C’est l’ancien magistrat Rashid Hossen, qui a été désigné pour occuper la présidence du Redundancy Board. Il prendra ses fonctions lundi prochain. Désormais, tout cas de licenciement selon les dispositions de la Workers Rights Act devra être arbitré par cette instance, qui fonctionnera comme un tribunal. Ainsi, pour mettre à la porte des salariés d’une entreprise comptant plus d’une quinzaine d’employés ou disposant d’un chiffre d’affaires de Rs 25 millions, les propriétaires des entreprises devront nécessairement passer par le RB avant de justifier leur décision.

Auparavant, les propriétaires d’entreprises notifiaient tout simplement le ministère du Travail et des Relations industrielles avant de licencier des salariés. Dans ce genre de cas, les travailleurs se retrouvent sur le carreau et sans aucune indemnité de licenciement. Toutefois, désormais, même si les cas sont justifiés, les travailleurs auront droit à un mois de salaire comme préavis de licenciement. Si la décision n’est pas justifiée, les travailleurs auront alors droit à trois mois de salaire. Le tribunal peut également ordonner à une entreprise de réembaucher les licenciés.

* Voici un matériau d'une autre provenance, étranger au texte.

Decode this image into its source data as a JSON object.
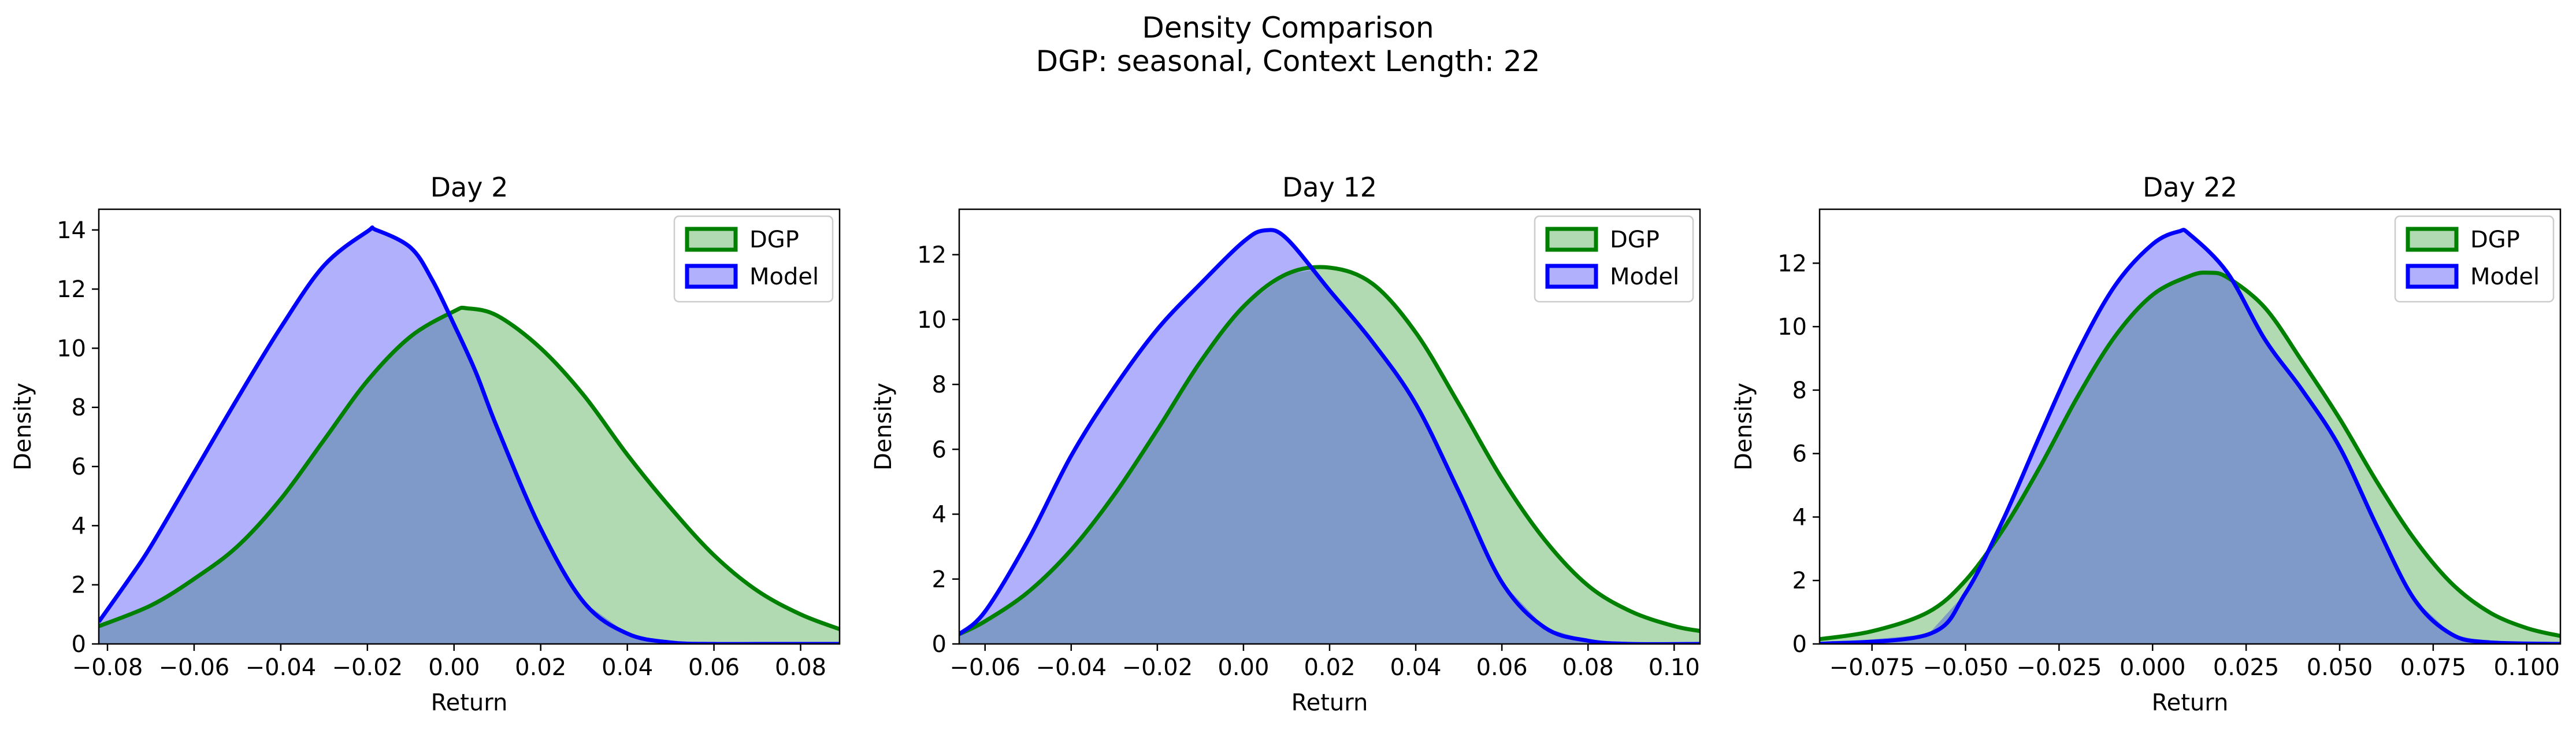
{
  "figure": {
    "title_line1": "Density Comparison",
    "title_line2": "DGP: seasonal, Context Length: 22"
  },
  "colors": {
    "dgp_line": "#008000",
    "dgp_fill": "#b2dab2",
    "model_line": "#0000ff",
    "model_fill": "#b0b0fc",
    "overlap_fill": "#7f99c9"
  },
  "chart_data": [
    {
      "type": "area",
      "title": "Day 2",
      "xlabel": "Return",
      "ylabel": "Density",
      "xlim": [
        -0.082,
        0.089
      ],
      "ylim": [
        0,
        14.7
      ],
      "xticks": [
        -0.08,
        -0.06,
        -0.04,
        -0.02,
        0.0,
        0.02,
        0.04,
        0.06,
        0.08
      ],
      "xtick_labels": [
        "−0.08",
        "−0.06",
        "−0.04",
        "−0.02",
        "0.00",
        "0.02",
        "0.04",
        "0.06",
        "0.08"
      ],
      "yticks": [
        0,
        2,
        4,
        6,
        8,
        10,
        12,
        14
      ],
      "ytick_labels": [
        "0",
        "2",
        "4",
        "6",
        "8",
        "10",
        "12",
        "14"
      ],
      "legend": {
        "placement": "upper right",
        "entries": [
          "DGP",
          "Model"
        ]
      },
      "series": [
        {
          "name": "DGP",
          "x": [
            -0.082,
            -0.07,
            -0.06,
            -0.05,
            -0.04,
            -0.03,
            -0.02,
            -0.01,
            0.0,
            0.003,
            0.01,
            0.02,
            0.03,
            0.04,
            0.05,
            0.06,
            0.07,
            0.08,
            0.089
          ],
          "y": [
            0.6,
            1.3,
            2.2,
            3.3,
            4.9,
            6.9,
            8.9,
            10.4,
            11.25,
            11.35,
            11.1,
            10.0,
            8.4,
            6.4,
            4.6,
            3.0,
            1.8,
            1.0,
            0.5
          ]
        },
        {
          "name": "Model",
          "x": [
            -0.082,
            -0.075,
            -0.07,
            -0.06,
            -0.05,
            -0.04,
            -0.03,
            -0.02,
            -0.018,
            -0.01,
            -0.005,
            0.0,
            0.005,
            0.01,
            0.02,
            0.03,
            0.04,
            0.05,
            0.06,
            0.07,
            0.089
          ],
          "y": [
            0.75,
            2.2,
            3.3,
            5.8,
            8.3,
            10.7,
            12.8,
            13.95,
            14.0,
            13.4,
            12.3,
            10.8,
            9.2,
            7.3,
            3.9,
            1.4,
            0.35,
            0.05,
            0.0,
            0.0,
            0.0
          ]
        }
      ]
    },
    {
      "type": "area",
      "title": "Day 12",
      "xlabel": "Return",
      "ylabel": "Density",
      "xlim": [
        -0.066,
        0.106
      ],
      "ylim": [
        0,
        13.4
      ],
      "xticks": [
        -0.06,
        -0.04,
        -0.02,
        0.0,
        0.02,
        0.04,
        0.06,
        0.08,
        0.1
      ],
      "xtick_labels": [
        "−0.06",
        "−0.04",
        "−0.02",
        "0.00",
        "0.02",
        "0.04",
        "0.06",
        "0.08",
        "0.10"
      ],
      "yticks": [
        0,
        2,
        4,
        6,
        8,
        10,
        12
      ],
      "ytick_labels": [
        "0",
        "2",
        "4",
        "6",
        "8",
        "10",
        "12"
      ],
      "legend": {
        "placement": "upper right",
        "entries": [
          "DGP",
          "Model"
        ]
      },
      "series": [
        {
          "name": "DGP",
          "x": [
            -0.066,
            -0.06,
            -0.05,
            -0.04,
            -0.03,
            -0.02,
            -0.01,
            0.0,
            0.01,
            0.02,
            0.03,
            0.04,
            0.05,
            0.06,
            0.07,
            0.08,
            0.09,
            0.1,
            0.106
          ],
          "y": [
            0.3,
            0.7,
            1.6,
            2.9,
            4.6,
            6.6,
            8.7,
            10.4,
            11.4,
            11.6,
            11.1,
            9.6,
            7.4,
            5.1,
            3.2,
            1.8,
            1.0,
            0.55,
            0.4
          ]
        },
        {
          "name": "Model",
          "x": [
            -0.066,
            -0.06,
            -0.05,
            -0.04,
            -0.03,
            -0.02,
            -0.01,
            0.0,
            0.005,
            0.01,
            0.02,
            0.03,
            0.04,
            0.05,
            0.06,
            0.07,
            0.08,
            0.09,
            0.106
          ],
          "y": [
            0.3,
            1.0,
            3.2,
            5.8,
            7.9,
            9.7,
            11.1,
            12.4,
            12.75,
            12.5,
            10.9,
            9.3,
            7.4,
            4.7,
            1.9,
            0.5,
            0.1,
            0.0,
            0.0
          ]
        }
      ]
    },
    {
      "type": "area",
      "title": "Day 22",
      "xlabel": "Return",
      "ylabel": "Density",
      "xlim": [
        -0.089,
        0.109
      ],
      "ylim": [
        0,
        13.7
      ],
      "xticks": [
        -0.075,
        -0.05,
        -0.025,
        0.0,
        0.025,
        0.05,
        0.075,
        0.1
      ],
      "xtick_labels": [
        "−0.075",
        "−0.050",
        "−0.025",
        "0.000",
        "0.025",
        "0.050",
        "0.075",
        "0.100"
      ],
      "yticks": [
        0,
        2,
        4,
        6,
        8,
        10,
        12
      ],
      "ytick_labels": [
        "0",
        "2",
        "4",
        "6",
        "8",
        "10",
        "12"
      ],
      "legend": {
        "placement": "upper right",
        "entries": [
          "DGP",
          "Model"
        ]
      },
      "series": [
        {
          "name": "DGP",
          "x": [
            -0.089,
            -0.075,
            -0.06,
            -0.05,
            -0.04,
            -0.03,
            -0.02,
            -0.01,
            0.0,
            0.01,
            0.015,
            0.02,
            0.03,
            0.04,
            0.05,
            0.06,
            0.07,
            0.08,
            0.09,
            0.1,
            0.109
          ],
          "y": [
            0.15,
            0.4,
            1.0,
            2.0,
            3.6,
            5.6,
            7.8,
            9.7,
            11.0,
            11.6,
            11.7,
            11.55,
            10.6,
            8.9,
            7.1,
            5.1,
            3.3,
            1.9,
            1.0,
            0.5,
            0.25
          ]
        },
        {
          "name": "Model",
          "x": [
            -0.089,
            -0.06,
            -0.05,
            -0.04,
            -0.03,
            -0.02,
            -0.01,
            0.0,
            0.007,
            0.01,
            0.02,
            0.03,
            0.04,
            0.05,
            0.06,
            0.07,
            0.08,
            0.09,
            0.109
          ],
          "y": [
            0.0,
            0.3,
            1.6,
            3.9,
            6.6,
            9.2,
            11.3,
            12.6,
            13.0,
            12.9,
            11.7,
            9.6,
            8.0,
            6.2,
            3.7,
            1.4,
            0.3,
            0.05,
            0.0
          ]
        }
      ]
    }
  ]
}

Interrogé par Le Mauricien, ce matin, à propos de sa nomination, Rashid Hossen a déclaré qu’il a déjà pris un congé préretraite à l’Employment Relations Tribunal, où il a occupé la présidence pendant 18 ans. « Le RB fonctionnera comme un tribunal et rendra publics des “awards”. Ces derniers peuvent aussi être contestés au Conseil privé de la Reine », a-t-il déclaré. Une fois qu’une demande de licenciement est soumise auprès du tribunal, celui-ci disposera d’un délai de 30 jours pour rendre public son “award”. Une demande d’extension de ce délai peut aussi bien être envisagée si les deux parties sont tombées d’accord .

Le siège du RB se trouvera au Newton Tower. Le “board” disposera d’un président, d’un vice-président, d’un économiste, d’un comptable, d’un représentant du patronat et d’un représentant syndical.